La goutte au nez, je renifle pour la énième fois avant de manquer de m'étouffer dans une quinte de toux qui m'arrache la gorge; la faute au coup de froid attrapé dans les gourbis. Abruti par une fièvre de cheval, je suis contraint de garder le lit comme un impotent. Pour couronner le tout, une migraine dont je n'arrive pas à me débarrasser me martèle les tempes sans pitié; même mon fidèle recueil des poésies de Lamartine ne me fait pas envie. Je n'ai le cœur à rien. Il faut dire que l'ambiance est déprimante.
Près de moi repose Abel, atteint du même mal que moi, flanqué de deux autres soldats, blessés au cours d'un exercice de tir d'obus qui a dévié de sa course initiale pour percuter un arbre, tuant un homme au passage. De l'autre côté sont allongés trois F.F.I. qui ont trouvé malin de faire sauter une mine en tirant une balle dedans. Ceux-là ont eu de la chance de n'avoir que de légères contusions; on a vu des membres arrachés pour moins que ça. L'invité d'honneur de cette troupe de bras cassés est sans équivoque le lieutenant que l'on a rapatrié ce matin du front pour avoir reçu une balle dans la jambe suite à une escarmouche avec les Boches. Lui au moins peut tirer une certaine fierté de la raison de son passage à l'infirmerie. Je me sens pour ma part passablement misérable de m'y trouver pour un rhume, ou, plus probablement, une grippe.
— Sergent, une lettre pour vous, m'interrompt l'infirmière en entrant dans le dortoir, soucieuse de ne pas réveiller ceux qui dorment.
— Merci Mademoiselle. Pouvez-vous la poser là s'il-vous-plaît ? Je la lirai un peu plus tard quand mon mal de crâne sera passé, prononce-je avec effort en indiquant la tablette.
— Voilà. Appelez-moi si besoin, je suis à côté, me répond-t-elle en se retirant discrètement.

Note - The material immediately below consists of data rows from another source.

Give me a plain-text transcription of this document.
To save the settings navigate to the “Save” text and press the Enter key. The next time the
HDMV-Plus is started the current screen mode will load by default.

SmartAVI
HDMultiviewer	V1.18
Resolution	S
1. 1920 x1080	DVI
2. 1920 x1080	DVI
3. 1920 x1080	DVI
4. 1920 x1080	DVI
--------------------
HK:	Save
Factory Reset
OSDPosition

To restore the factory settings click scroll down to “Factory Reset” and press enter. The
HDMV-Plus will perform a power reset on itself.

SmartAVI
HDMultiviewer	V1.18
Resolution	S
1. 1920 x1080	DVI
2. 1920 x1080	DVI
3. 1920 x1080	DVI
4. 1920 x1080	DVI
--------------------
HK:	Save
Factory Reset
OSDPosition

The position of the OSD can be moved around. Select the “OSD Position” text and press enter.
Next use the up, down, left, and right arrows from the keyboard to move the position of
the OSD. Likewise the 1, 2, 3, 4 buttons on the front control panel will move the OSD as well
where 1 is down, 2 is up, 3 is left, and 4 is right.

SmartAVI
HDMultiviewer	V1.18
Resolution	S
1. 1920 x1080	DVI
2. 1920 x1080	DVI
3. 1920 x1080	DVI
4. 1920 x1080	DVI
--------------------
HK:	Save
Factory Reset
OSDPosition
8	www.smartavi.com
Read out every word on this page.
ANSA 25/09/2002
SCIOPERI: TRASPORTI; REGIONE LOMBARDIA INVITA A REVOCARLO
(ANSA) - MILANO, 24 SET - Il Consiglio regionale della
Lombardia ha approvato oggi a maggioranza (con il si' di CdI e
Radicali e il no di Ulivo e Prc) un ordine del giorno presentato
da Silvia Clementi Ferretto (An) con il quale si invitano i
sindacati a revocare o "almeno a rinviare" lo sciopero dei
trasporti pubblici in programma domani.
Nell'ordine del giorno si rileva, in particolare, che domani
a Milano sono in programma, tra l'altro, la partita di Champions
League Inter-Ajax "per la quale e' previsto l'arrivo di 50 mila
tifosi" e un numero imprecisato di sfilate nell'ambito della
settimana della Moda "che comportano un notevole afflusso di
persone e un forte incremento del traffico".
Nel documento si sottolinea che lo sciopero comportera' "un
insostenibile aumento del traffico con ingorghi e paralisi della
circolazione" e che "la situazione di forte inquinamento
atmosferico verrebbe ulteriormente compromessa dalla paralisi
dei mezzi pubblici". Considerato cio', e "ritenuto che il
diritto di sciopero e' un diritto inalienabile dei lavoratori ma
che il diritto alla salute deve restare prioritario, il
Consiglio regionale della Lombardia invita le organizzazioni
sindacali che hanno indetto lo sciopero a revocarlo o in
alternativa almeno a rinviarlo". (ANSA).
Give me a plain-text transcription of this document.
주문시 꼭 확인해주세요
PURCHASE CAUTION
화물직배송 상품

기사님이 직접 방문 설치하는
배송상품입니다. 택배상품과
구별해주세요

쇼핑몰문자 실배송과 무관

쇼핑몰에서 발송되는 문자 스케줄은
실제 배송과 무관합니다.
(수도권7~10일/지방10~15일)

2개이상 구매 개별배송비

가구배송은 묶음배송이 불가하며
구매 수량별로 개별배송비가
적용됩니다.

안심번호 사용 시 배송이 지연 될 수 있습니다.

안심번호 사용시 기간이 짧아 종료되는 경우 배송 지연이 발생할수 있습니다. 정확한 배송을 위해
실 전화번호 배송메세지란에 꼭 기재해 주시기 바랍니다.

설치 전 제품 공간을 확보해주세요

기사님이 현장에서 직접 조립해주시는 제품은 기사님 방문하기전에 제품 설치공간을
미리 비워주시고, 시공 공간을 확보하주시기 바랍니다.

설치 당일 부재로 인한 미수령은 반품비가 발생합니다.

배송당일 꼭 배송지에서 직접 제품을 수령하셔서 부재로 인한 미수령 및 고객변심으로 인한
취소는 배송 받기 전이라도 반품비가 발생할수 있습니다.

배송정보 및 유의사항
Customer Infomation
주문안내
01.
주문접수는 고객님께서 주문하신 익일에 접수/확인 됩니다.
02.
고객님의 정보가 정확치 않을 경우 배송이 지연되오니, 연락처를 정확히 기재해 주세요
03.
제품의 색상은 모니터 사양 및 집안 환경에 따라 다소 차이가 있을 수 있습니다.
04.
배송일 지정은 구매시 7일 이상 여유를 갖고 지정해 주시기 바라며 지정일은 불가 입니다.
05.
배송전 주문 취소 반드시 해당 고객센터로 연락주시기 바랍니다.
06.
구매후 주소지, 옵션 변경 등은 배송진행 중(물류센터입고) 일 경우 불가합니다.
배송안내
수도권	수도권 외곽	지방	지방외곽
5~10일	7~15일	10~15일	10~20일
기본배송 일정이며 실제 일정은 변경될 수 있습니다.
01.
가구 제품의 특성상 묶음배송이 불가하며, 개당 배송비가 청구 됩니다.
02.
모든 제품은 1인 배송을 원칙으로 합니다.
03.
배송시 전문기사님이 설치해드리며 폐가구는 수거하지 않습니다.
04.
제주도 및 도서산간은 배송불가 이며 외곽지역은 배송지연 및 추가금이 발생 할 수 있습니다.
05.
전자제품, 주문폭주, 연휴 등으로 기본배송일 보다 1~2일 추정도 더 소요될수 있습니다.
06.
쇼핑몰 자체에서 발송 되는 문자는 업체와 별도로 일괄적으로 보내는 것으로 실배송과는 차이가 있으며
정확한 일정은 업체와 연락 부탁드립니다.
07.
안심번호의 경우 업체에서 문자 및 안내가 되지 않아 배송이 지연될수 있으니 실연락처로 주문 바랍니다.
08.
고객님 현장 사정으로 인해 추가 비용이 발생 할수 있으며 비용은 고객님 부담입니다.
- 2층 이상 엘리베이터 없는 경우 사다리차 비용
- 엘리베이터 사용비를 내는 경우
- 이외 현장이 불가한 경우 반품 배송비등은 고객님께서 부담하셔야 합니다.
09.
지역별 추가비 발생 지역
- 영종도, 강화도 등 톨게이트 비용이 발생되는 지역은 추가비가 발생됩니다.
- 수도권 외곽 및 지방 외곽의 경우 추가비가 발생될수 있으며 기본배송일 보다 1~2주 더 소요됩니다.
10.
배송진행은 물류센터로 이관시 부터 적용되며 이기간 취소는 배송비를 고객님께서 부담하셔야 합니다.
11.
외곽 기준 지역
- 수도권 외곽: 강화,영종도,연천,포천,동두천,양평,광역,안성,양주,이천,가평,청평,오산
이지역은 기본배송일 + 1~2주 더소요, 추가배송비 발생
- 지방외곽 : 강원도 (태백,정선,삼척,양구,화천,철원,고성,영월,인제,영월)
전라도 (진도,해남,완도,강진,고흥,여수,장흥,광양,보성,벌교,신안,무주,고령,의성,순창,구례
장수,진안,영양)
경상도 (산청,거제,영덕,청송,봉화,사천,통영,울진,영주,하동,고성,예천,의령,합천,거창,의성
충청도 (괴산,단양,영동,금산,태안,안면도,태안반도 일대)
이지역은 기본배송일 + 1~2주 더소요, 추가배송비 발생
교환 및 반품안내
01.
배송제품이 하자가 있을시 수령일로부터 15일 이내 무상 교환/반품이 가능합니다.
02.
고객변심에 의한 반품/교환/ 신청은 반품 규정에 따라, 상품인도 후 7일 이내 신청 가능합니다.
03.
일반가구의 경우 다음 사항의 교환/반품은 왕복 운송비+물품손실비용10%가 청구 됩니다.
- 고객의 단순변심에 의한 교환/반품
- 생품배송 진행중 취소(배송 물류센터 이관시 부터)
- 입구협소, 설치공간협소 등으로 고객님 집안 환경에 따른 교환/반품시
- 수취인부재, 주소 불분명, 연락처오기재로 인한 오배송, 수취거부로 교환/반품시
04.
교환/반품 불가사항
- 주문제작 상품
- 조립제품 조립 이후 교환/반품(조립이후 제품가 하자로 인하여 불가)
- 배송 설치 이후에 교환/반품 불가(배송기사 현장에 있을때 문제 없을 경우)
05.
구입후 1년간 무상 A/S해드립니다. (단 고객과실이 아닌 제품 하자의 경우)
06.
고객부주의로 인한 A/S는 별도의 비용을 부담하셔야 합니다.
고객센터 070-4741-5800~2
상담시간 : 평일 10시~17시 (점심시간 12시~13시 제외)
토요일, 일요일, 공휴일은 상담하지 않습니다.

Malgré mon épuisement, aussi bien physique que moral car je supporte très mal l'inaction, et contrairement à ce que je viens d'annoncer à la garde-malade, j'hésite à la lire immédiatement. S'agit-il de bonnes ou de mauvaises nouvelles ? Je tourne et retourne les différents scénarios dans ma tête, imaginant le pire comme le meilleur pour mes proches, ces divagations me privant définitivement du repos auquel j'aspirais. Décidé à mettre fin à cette agitation, je retourne l'enveloppe pour y lire le nom de Madeleine qui m'arrache le premier sourire de la journée.
Sans plus réfléchir, je déchire le rabat et découvre avec étonnement une carte postale flanquée d'une photographie noir et blanc de Notre Dame de Paris, comme me le confirme la petite légende en bas. Le cliché a été pris de nuit, avec en premier plan une Seine d'un noir d'encre dans laquelle paraît le reflet illuminé de la cathédrale, comme une ombre fantomatique. Si je ne suis jamais allé à Paris pour l'observer de mes propres yeux, la littérature, et en particulier Victor Hugo, se sont chargés de me la faire connaître. Au dos de la carte dansent les cursives élégantes tracées par la main de ma marraine.
Cher filleul,
Je profite de mes loisirs d'après déjeuner pour vous écrire, je n'ai absolument rien à faire pour l'instant. C'est une aubaine et je voudrais qu'elle dure assez longtemps, ou, tout au moins, le temps de faire ma correspondance.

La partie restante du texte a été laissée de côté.